Tal vez por lo dicho con antelación es que las palabras de Roberto Bolaño adquieren tanto sentido: «todo país, de alguna forma, deja de existir alguna vez». En ella, estimamos, es posible reflejar un espíritu controversial a la idea que ronda en el imaginario común y que nos remite a una geografía inmóvil, inerte, objetiva o definitiva, donde tanto el territorio como el mapa actúan como verdad revelada, como puesta en escena que colabora en consolidar discursos que muchas veces, tal vez la mayoría de las veces, poco y nada se relacionan con el territorio mismo. El desarrollo parece estar en otros continentes, en otras latitudes. Desde esta perspectiva, es posible afirmar que el significado del espacio menos tiene que ver con el espacio mismo que con significados e imágenes que surgen de procesos sociales, de proyecciones ideológicas o cuyos soportes están anclados en relaciones de fuerza en el ámbito del poder.

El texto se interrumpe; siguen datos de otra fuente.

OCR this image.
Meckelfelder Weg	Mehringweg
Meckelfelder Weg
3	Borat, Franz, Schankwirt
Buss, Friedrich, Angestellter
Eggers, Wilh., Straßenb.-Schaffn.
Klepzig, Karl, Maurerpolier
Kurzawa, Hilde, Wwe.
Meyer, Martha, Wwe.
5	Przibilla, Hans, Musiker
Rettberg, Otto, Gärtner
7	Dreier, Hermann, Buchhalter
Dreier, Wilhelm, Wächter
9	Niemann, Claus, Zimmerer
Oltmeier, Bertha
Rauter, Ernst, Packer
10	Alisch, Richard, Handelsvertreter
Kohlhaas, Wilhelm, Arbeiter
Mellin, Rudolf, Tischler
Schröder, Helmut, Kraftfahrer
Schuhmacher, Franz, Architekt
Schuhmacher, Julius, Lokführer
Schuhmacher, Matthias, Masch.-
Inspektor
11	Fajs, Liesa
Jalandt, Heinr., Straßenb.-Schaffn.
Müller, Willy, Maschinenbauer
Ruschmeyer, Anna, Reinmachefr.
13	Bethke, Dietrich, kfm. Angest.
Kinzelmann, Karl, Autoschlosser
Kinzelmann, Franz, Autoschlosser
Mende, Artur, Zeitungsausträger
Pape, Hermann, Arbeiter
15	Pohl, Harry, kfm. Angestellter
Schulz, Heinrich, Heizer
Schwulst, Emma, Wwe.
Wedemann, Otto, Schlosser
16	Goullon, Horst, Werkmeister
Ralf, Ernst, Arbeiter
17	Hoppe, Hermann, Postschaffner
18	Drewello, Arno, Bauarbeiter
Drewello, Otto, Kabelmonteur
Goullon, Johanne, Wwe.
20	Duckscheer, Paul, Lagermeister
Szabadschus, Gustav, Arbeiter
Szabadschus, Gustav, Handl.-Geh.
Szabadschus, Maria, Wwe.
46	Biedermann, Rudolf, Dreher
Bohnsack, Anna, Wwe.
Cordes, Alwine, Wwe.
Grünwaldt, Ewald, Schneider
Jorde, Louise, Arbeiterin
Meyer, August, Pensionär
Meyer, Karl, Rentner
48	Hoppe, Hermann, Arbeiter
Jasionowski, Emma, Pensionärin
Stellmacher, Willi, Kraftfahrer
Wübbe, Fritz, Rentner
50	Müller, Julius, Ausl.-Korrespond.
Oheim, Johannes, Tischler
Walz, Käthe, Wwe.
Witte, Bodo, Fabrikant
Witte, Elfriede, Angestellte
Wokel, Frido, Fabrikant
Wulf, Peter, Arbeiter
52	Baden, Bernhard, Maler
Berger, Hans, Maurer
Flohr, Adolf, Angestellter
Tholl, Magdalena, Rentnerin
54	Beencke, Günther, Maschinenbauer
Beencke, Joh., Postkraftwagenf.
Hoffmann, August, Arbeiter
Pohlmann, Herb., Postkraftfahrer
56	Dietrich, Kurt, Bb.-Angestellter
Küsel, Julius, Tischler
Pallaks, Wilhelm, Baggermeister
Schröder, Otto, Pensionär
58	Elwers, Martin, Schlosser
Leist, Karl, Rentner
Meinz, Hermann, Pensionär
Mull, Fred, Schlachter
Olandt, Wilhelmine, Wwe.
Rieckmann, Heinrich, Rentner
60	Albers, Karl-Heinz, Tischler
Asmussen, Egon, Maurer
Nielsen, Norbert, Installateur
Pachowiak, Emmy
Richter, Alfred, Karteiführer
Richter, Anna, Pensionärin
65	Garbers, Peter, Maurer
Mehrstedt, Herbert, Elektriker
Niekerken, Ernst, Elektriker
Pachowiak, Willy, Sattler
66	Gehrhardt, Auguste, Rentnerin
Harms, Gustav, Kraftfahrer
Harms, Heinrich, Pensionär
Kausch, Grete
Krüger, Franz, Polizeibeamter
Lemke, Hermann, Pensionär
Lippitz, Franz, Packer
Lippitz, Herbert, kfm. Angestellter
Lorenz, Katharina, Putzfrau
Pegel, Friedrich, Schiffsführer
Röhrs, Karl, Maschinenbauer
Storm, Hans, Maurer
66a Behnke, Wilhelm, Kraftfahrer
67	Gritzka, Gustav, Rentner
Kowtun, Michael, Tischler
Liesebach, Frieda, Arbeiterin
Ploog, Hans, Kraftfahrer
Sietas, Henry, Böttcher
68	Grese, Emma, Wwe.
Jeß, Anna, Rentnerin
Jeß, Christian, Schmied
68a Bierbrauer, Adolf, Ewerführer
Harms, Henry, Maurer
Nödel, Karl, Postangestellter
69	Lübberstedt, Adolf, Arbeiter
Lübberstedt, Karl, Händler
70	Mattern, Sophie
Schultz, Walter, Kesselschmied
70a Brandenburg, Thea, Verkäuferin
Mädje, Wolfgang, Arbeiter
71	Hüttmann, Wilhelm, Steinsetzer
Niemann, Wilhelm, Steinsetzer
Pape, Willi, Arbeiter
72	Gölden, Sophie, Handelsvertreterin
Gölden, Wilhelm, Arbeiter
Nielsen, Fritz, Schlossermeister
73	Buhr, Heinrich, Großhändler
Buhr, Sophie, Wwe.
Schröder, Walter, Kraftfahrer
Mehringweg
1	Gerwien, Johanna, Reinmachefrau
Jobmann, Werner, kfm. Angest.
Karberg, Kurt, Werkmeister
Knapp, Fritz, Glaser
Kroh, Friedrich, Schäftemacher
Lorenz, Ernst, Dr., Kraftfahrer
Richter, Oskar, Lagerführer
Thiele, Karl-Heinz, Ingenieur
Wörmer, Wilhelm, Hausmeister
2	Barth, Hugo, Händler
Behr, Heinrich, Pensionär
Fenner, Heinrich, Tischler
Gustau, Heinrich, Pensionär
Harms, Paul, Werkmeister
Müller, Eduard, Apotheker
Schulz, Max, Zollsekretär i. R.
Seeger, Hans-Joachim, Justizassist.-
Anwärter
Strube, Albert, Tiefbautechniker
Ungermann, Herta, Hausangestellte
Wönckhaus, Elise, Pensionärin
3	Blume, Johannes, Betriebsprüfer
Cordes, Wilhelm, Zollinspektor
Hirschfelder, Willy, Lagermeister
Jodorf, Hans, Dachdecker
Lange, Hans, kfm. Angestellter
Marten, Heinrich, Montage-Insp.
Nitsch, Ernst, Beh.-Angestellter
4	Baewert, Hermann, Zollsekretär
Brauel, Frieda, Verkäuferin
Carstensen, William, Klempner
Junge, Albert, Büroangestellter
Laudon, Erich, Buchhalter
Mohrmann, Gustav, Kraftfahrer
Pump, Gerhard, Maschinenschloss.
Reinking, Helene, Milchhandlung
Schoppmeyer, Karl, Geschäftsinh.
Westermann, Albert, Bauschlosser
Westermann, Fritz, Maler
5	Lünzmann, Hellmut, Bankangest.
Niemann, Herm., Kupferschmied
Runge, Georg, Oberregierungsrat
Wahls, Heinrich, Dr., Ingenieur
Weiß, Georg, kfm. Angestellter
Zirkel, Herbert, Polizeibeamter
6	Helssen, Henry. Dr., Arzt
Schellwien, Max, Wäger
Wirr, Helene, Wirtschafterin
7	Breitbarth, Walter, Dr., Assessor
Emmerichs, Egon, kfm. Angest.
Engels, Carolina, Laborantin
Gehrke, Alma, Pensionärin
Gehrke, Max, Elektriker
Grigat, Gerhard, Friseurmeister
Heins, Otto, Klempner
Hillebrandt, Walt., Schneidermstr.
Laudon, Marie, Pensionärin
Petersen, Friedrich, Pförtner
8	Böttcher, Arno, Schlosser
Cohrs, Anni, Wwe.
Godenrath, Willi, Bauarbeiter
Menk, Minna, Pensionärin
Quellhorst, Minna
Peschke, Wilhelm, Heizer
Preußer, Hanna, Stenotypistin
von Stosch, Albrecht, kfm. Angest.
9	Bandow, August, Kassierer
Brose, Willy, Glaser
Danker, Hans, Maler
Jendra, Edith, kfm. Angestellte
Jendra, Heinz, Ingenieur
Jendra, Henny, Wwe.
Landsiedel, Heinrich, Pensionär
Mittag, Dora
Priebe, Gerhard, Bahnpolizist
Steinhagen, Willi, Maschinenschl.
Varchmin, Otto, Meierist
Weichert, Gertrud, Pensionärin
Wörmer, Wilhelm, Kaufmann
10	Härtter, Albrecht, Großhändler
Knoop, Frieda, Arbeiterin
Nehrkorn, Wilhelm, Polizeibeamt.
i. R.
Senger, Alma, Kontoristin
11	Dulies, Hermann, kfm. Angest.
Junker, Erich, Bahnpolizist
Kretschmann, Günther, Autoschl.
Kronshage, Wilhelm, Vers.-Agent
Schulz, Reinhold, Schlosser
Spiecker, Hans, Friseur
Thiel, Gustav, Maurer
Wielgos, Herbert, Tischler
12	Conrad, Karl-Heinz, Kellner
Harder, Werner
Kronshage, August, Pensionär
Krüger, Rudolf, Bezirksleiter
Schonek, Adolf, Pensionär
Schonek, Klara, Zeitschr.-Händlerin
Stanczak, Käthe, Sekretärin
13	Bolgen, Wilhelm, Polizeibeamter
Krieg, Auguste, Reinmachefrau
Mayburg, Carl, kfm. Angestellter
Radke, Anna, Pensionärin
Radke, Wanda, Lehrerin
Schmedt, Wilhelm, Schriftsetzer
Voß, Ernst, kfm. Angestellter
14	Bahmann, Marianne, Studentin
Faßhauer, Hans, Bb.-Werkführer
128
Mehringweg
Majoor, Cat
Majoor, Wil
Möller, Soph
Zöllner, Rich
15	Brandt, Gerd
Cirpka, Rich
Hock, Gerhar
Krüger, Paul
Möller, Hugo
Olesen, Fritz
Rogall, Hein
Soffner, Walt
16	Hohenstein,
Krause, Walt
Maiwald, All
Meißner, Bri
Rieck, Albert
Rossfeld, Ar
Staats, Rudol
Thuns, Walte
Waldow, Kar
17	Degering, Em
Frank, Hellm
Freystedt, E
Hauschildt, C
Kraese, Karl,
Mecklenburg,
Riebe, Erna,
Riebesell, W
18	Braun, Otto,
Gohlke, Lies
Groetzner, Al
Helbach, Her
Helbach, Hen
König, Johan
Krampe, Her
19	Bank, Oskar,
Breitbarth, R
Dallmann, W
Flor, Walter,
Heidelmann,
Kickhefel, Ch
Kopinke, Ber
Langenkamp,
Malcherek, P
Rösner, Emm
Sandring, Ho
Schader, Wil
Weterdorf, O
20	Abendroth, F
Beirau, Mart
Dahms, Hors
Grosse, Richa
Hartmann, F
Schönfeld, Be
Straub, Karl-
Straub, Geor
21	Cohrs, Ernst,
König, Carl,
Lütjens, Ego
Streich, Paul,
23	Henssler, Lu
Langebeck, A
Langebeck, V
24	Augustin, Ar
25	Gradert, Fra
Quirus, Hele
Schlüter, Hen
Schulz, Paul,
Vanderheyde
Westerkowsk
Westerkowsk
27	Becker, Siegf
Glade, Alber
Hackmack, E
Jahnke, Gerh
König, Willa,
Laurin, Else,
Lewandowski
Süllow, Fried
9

Aquella condición de inexistencia subrayada por Bolaño, creemos que puede ser leída como la que entrega un carácter especial a lo que somos como país en la actualidad. Es decir, aquella ficción se asoma a través de una geografía inventada y que se transforma en una eternidad propia radicada al interior de unas fronteras dibujadas por la divina acción de alguna fuerza misteriosa que nos ha definido de esta forma: una larga y angosta faja de tierra. Pero Bolaño nos lanza esa pista maravillosa y que se ajusta a la idea de este libro: todo país, de alguna forma, deja de existir alguna vez, precisamente porque es el resultado de la acción con que observamos, sentimos y cómo damos contenido a dicha existencia. Hay lanzado allí, por tanto, un desafío: el sospechar de la imagen sólida y fuerte y ofrecer una nueva perspectiva de esas imágenes que se instalan como definitivas, incuestionables. Tal vez ya sea hora de dar existencia a este país y comenzar a soñar otra vez desde y en el territorio mismo, así como desde ordenes sociales distintos.